(II) Two crates, of mass 75 kg and 110 kg, are in contact and at rest on a horizontal surface. A 620-N force is exerted on the 75-kg crate. If the coefficient of kinetic friction is 0.15, calculate (a) the acceleration of the system, and (b) the force that each crate exerts on the other.
(c) Repeat with the crates reversed.
To solve this problem, we can use Newton's second law of motion and apply it to each crate separately.
(a) To find the acceleration of the system, we first need to determine the net force acting on the system.
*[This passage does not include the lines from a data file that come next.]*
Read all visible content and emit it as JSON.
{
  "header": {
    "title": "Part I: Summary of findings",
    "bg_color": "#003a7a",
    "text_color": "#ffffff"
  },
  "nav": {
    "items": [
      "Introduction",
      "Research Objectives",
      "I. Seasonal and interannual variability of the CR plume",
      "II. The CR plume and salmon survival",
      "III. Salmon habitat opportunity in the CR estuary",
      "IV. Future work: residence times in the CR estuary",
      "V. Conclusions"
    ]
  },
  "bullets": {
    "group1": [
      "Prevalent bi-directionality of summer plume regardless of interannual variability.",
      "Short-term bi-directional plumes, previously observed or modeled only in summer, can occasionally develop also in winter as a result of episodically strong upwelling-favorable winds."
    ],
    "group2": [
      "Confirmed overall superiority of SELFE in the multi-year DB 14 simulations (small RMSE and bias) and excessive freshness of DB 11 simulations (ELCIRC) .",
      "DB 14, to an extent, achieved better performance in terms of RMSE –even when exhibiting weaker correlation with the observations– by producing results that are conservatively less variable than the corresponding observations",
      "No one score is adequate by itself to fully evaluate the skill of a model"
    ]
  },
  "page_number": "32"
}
The net force is the difference between the applied force and the frictional force.
The frictional force can be calculated using the equation: Frictional force = coefficient of kinetic friction * normal force.
For the 75 kg crate:
Frictional force1 = 0.15 * (mass1 * gravitational acceleration)
= 0.15 * (75 kg * 9.8 m/s^2)
= 110.25 N
For the 110 kg crate, the normal force is equal to the weight of both crates:
Frictional force2 = 0.15 * (mass2 * gravitational acceleration)
= 0.15 * (110 kg * 9.8 m/s^2)
= 161.7 N
Now, let's calculate the net force on the system:
Net force = applied force - frictional force1 - frictional force2
= 620 N - 110.25 N - 161.7 N
= 348.05 N
Since the acceleration is the net force divided by the total mass of the system:
Acceleration = Net force / (mass1 + mass2)
= 348.05 N / (75 kg + 110 kg)
= 348.05 N / 185 kg
= 1.88 m/s^2
Therefore, the acceleration of the system is 1.88 m/s^2.
(b) To find the force that each crate exerts on the other, we can apply Newton's third law of motion, which states that for every action, there is an equal and opposite reaction.
For the 75 kg crate:
Force on crate1 = mass1 * acceleration
= 75 kg * 1.88 m/s^2
= 141 N
For the 110 kg crate:
Force on crate2 = mass2 * acceleration
= 110 kg * 1.88 m/s^2
= 206.8 N
Therefore, the force that each crate exerts on the other is 141 N and 206.8 N.
(c) When the crates are reversed, the applied force will now act on the 110 kg crate. The mass and coefficient of friction remain the same, so we can use the same calculations as above. The only difference is that we need to change the applied force from 620 N to be acting on the 110 kg crate.
(a) The acceleration of the system remains the same, which is 1.88 m/s^2.
(b) The force that each crate exerts on the other remains the same, which is 141 N and 206.8 N.